Southerners love to stand around a fire. This evidenced by the fact that we are probably the only breed of modern era people to purposefully fashion a metal drum into an upright vessel and call it a “fire barrel”. We are so serious about it, we actually take great lengths to cut out holes near the bottom to feed rebar through to support the burning wood (and whatever else deemed safe enough to be fed into said fire barrel – note: consumption of canned beer expands this criteria) and a portal in the bottom so coals can be removed.
I like to think that this harkens back to our Neanderthal ancestors who simply had to maintain the fire because restarting could prove near impossible and who also had to guard it from neighboring Neanderthals who might try to take the fire. It’s instinctual, you see.
Another trait ingrained in us is the need to incorporate food into any and all of our activities, including funerals, moving and non-religious holidays. The combination of these two instincts has created a specific style of entertaining wherein we simply stand around a fire or other heated cooking apparatus and, well… eat.
Boiled peanuts, fried fish, barbequed hogs (notice the ribs never make it to the table – they’ve all been eaten at the pit), roasted oysters, steamed crabs and all tailgating fares are just a few examples of this phenomenon.
After spending some time in upstate New York, I’ve developed a theory. I think one of us married an Italian and somehow ended up in Binghamton, NY and created something called Spiedies. Native specifically to Binghamton, spiedies are marinated cubes of meat grilled on a skewer and served in a crusty roll or slice of bread (hot dog style) without condiments. If you think about it, Spiedies are the perfect specimen of Fire Barrel Fare. They are basic, rustic, can be cooked on a wire coat hanger, easy and able to be consumed onsite.
Akin to the Italian Spiedini, Spiedies (pronounced “speedies”) are chunks of chicken (most common), pork, beef or lamb (traditional) marinated in a mixture of oil, vinegar and herbs overnight (think Greek dressing), skewered, grilled and served with bread. The bread is used as a sort of mitt to pull the meat off the skewer.

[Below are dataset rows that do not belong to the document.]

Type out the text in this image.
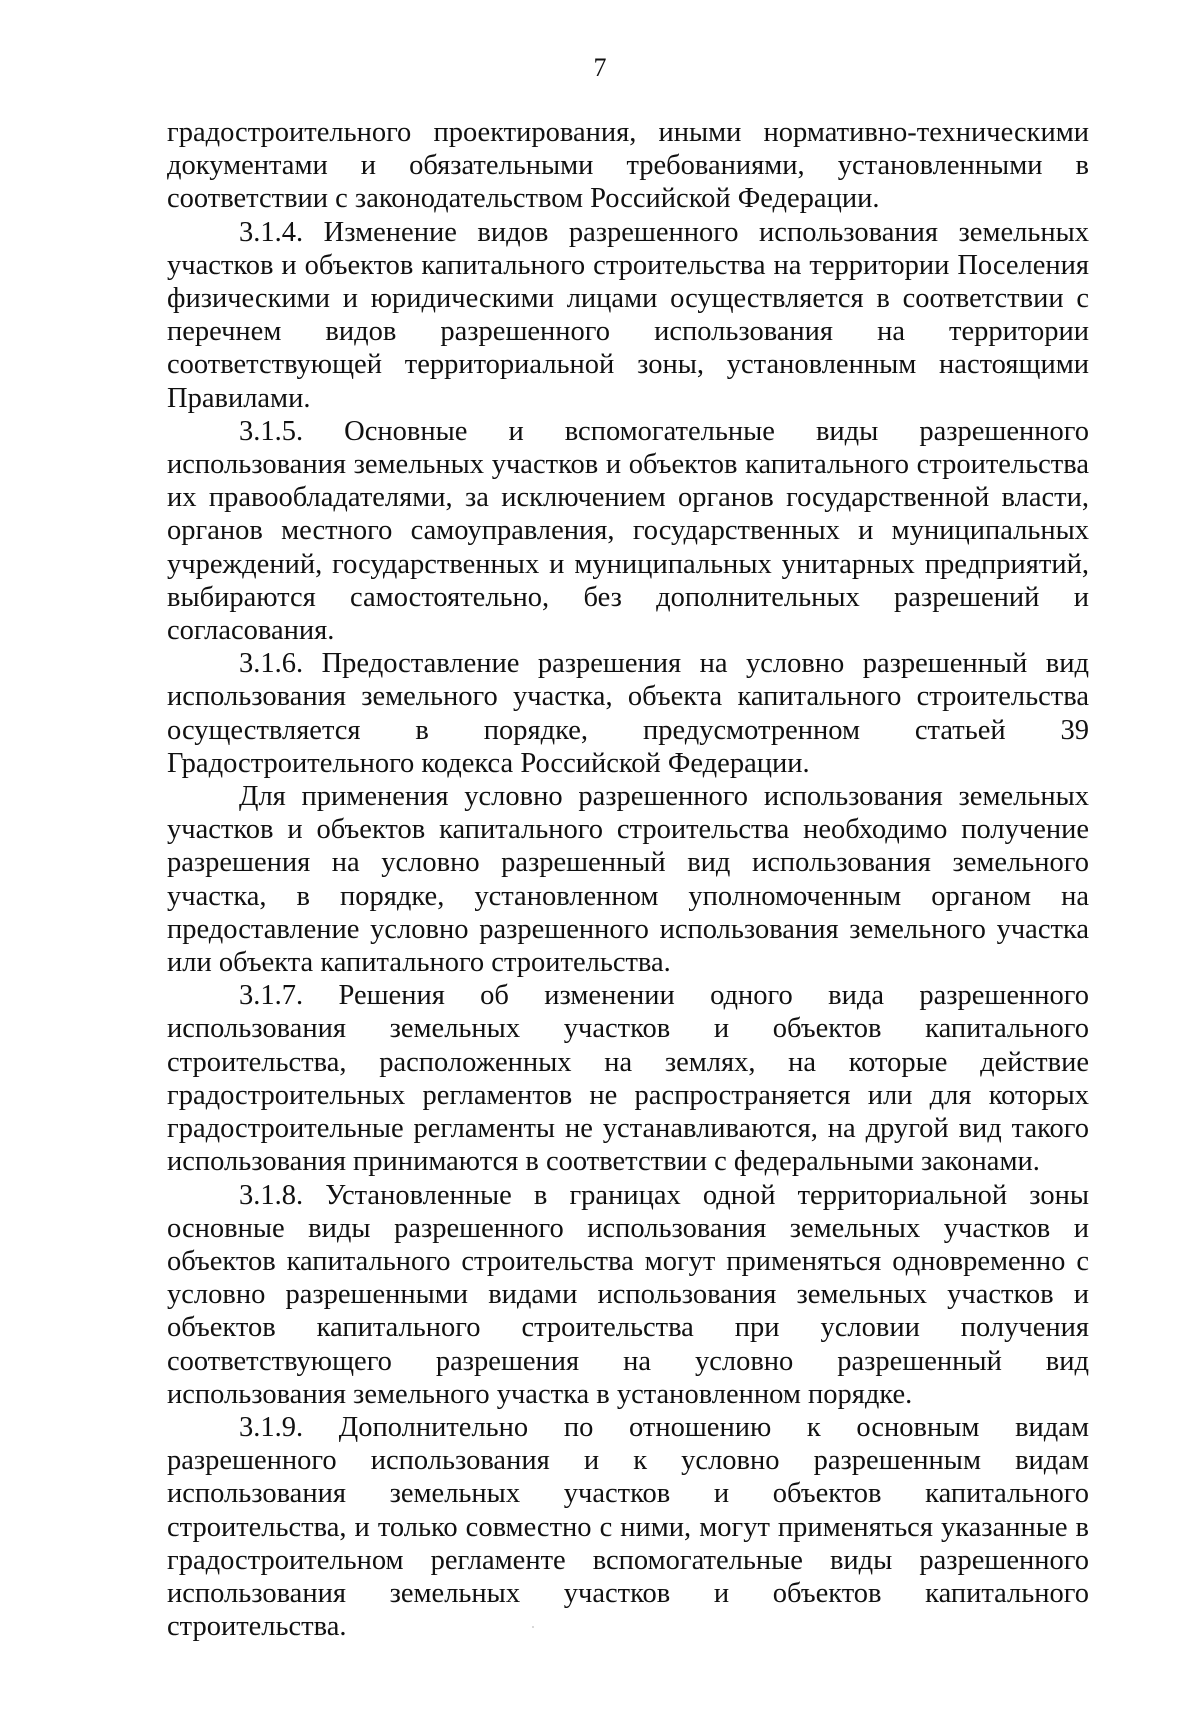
7

градостроительного проектирования, иными нормативно-техническими документами и обязательными требованиями, установленными в соответствии с законодательством Российской Федерации.

3.1.4. Изменение видов разрешенного использования земельных участков и объектов капитального строительства на территории Поселения физическими и юридическими лицами осуществляется в соответствии с перечнем видов разрешенного использования на территории соответствующей территориальной зоны, установленным настоящими Правилами.

3.1.5. Основные и вспомогательные виды разрешенного использования земельных участков и объектов капитального строительства их правообладателями, за исключением органов государственной власти, органов местного самоуправления, государственных и муниципальных учреждений, государственных и муниципальных унитарных предприятий, выбираются самостоятельно, без дополнительных разрешений и согласования.

3.1.6. Предоставление разрешения на условно разрешенный вид использования земельного участка, объекта капитального строительства осуществляется в порядке, предусмотренном статьей 39 Градостроительного кодекса Российской Федерации.

Для применения условно разрешенного использования земельных участков и объектов капитального строительства необходимо получение разрешения на условно разрешенный вид использования земельного участка, в порядке, установленном уполномоченным органом на предоставление условно разрешенного использования земельного участка или объекта капитального строительства.

3.1.7. Решения об изменении одного вида разрешенного использования земельных участков и объектов капитального строительства, расположенных на землях, на которые действие градостроительных регламентов не распространяется или для которых градостроительные регламенты не устанавливаются, на другой вид такого использования принимаются в соответствии с федеральными законами.

3.1.8. Установленные в границах одной территориальной зоны основные виды разрешенного использования земельных участков и объектов капитального строительства могут применяться одновременно с условно разрешенными видами использования земельных участков и объектов капитального строительства при условии получения соответствующего разрешения на условно разрешенный вид использования земельного участка в установленном порядке.

3.1.9. Дополнительно по отношению к основным видам разрешенного использования и к условно разрешенным видам использования земельных участков и объектов капитального строительства, и только совместно с ними, могут применяться указанные в градостроительном регламенте вспомогательные виды разрешенного использования земельных участков и объектов капитального строительства.
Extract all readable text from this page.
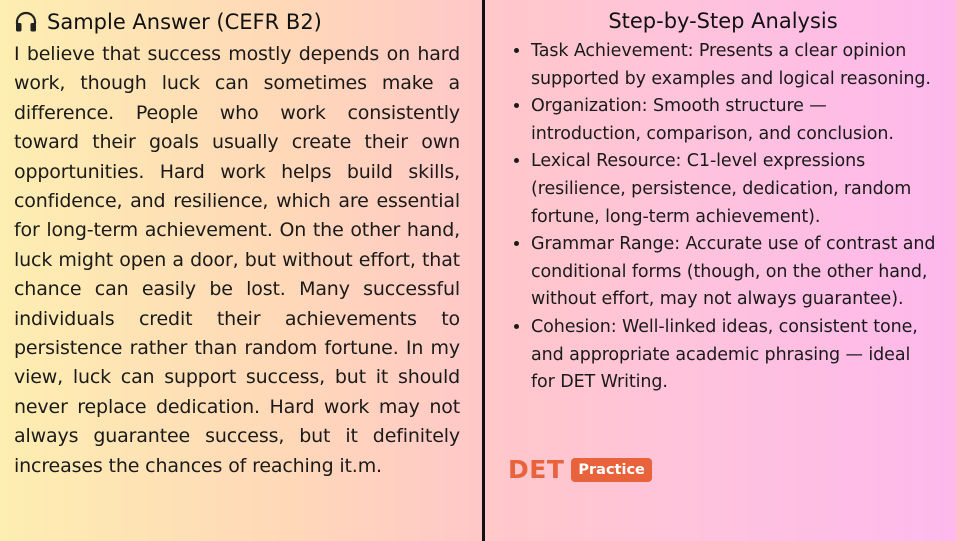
Sample Answer (CEFR B2)
I believe that success mostly depends on hard work, though luck can sometimes make a difference. People who work consistently toward their goals usually create their own opportunities. Hard work helps build skills, confidence, and resilience, which are essential for long-term achievement. On the other hand, luck might open a door, but without effort, that chance can easily be lost. Many successful individuals credit their achievements to persistence rather than random fortune. In my view, luck can support success, but it should never replace dedication. Hard work may not always guarantee success, but it definitely increases the chances of reaching it.m.
Step-by-Step Analysis
• Task Achievement: Presents a clear opinion supported by examples and logical reasoning.
• Organization: Smooth structure — introduction, comparison, and conclusion.
• Lexical Resource: C1-level expressions (resilience, persistence, dedication, random fortune, long-term achievement).
• Grammar Range: Accurate use of contrast and conditional forms (though, on the other hand, without effort, may not always guarantee).
• Cohesion: Well-linked ideas, consistent tone, and appropriate academic phrasing — ideal for DET Writing.
DET Practice
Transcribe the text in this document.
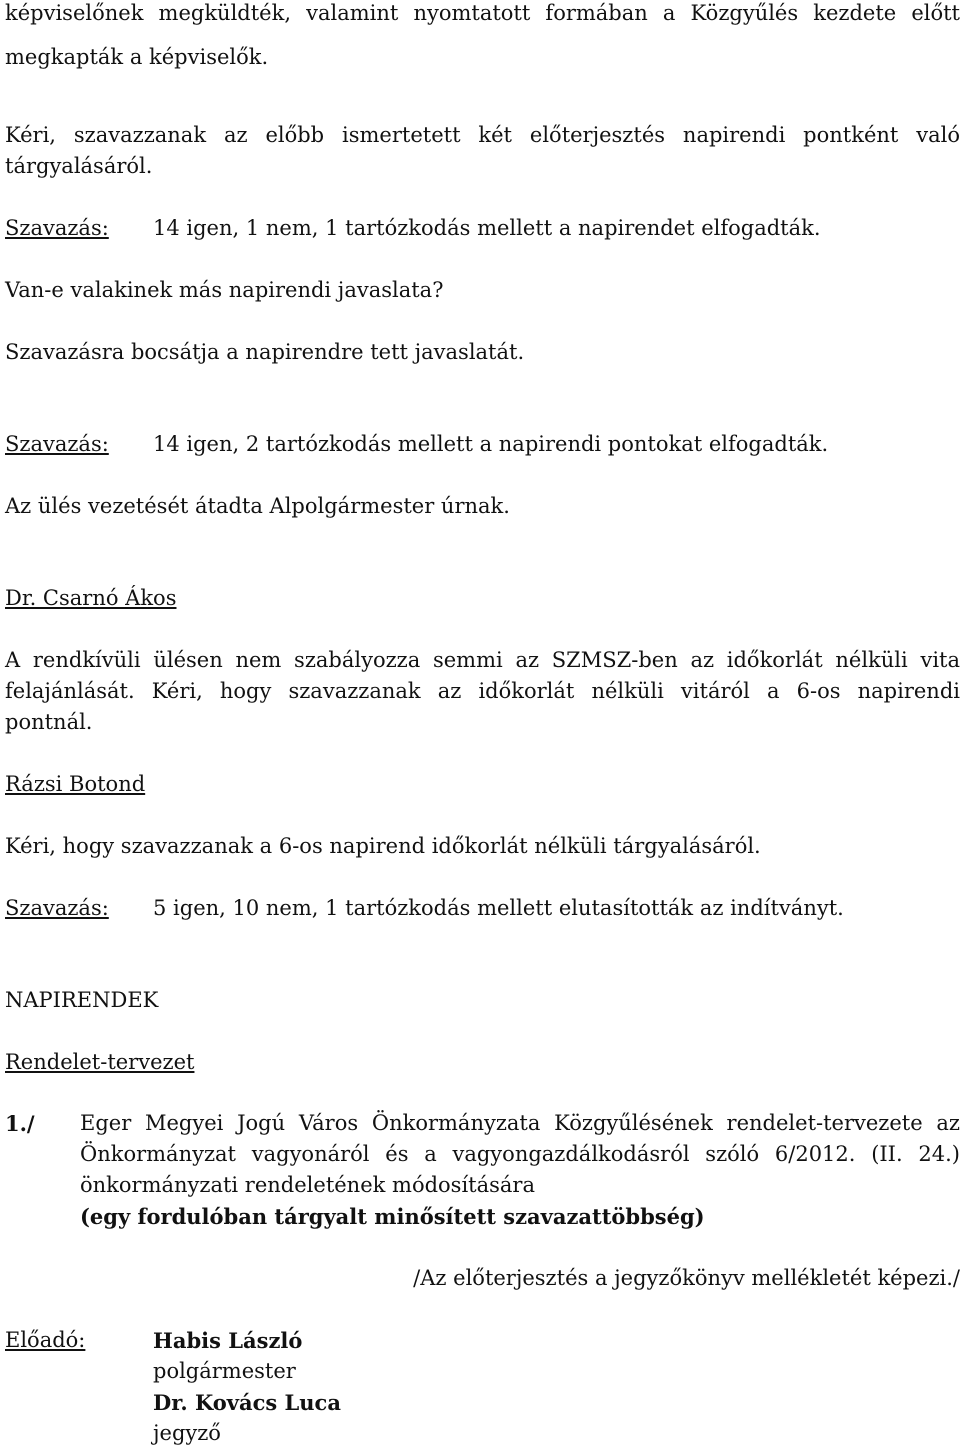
képviselőnek megküldték, valamint nyomtatott formában a Közgyűlés kezdete előtt
megkapták a képviselők.
Kéri, szavazzanak az előbb ismertetett két előterjesztés napirendi pontként való
tárgyalásáról.
Szavazás: 14 igen, 1 nem, 1 tartózkodás mellett a napirendet elfogadták.
Van-e valakinek más napirendi javaslata?
Szavazásra bocsátja a napirendre tett javaslatát.
Szavazás: 14 igen, 2 tartózkodás mellett a napirendi pontokat elfogadták.
Az ülés vezetését átadta Alpolgármester úrnak.
Dr. Csarnó Ákos
A rendkívüli ülésen nem szabályozza semmi az SZMSZ-ben az időkorlát nélküli vita
felajánlását. Kéri, hogy szavazzanak az időkorlát nélküli vitáról a 6-os napirendi
pontnál.
Rázsi Botond
Kéri, hogy szavazzanak a 6-os napirend időkorlát nélküli tárgyalásáról.
Szavazás: 5 igen, 10 nem, 1 tartózkodás mellett elutasították az indítványt.
NAPIRENDEK
Rendelet-tervezet
1./ Eger Megyei Jogú Város Önkormányzata Közgyűlésének rendelet-tervezete az
Önkormányzat vagyonáról és a vagyongazdálkodásról szóló 6/2012. (II. 24.)
önkormányzati rendeletének módosítására
(egy fordulóban tárgyalt minősített szavazattöbbség)
/Az előterjesztés a jegyzőkönyv mellékletét képezi./
Előadó:	Habis László
polgármester
Dr. Kovács Luca
jegyző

So, when the weather cools off giving you the excuse to have your first fire barrel of the season, give them a shot. You can buy the marinade online from Lupo’s Spiedies in upstate New York or do what I’ve always done and marinate the meat (I like chicken best) in a good Greek vinaigrette overnight.
And if your friends balk at eating some Eyetalian Yankee food, tell them we’re sure this stand-around-the-fire dish MUST have Southern roots.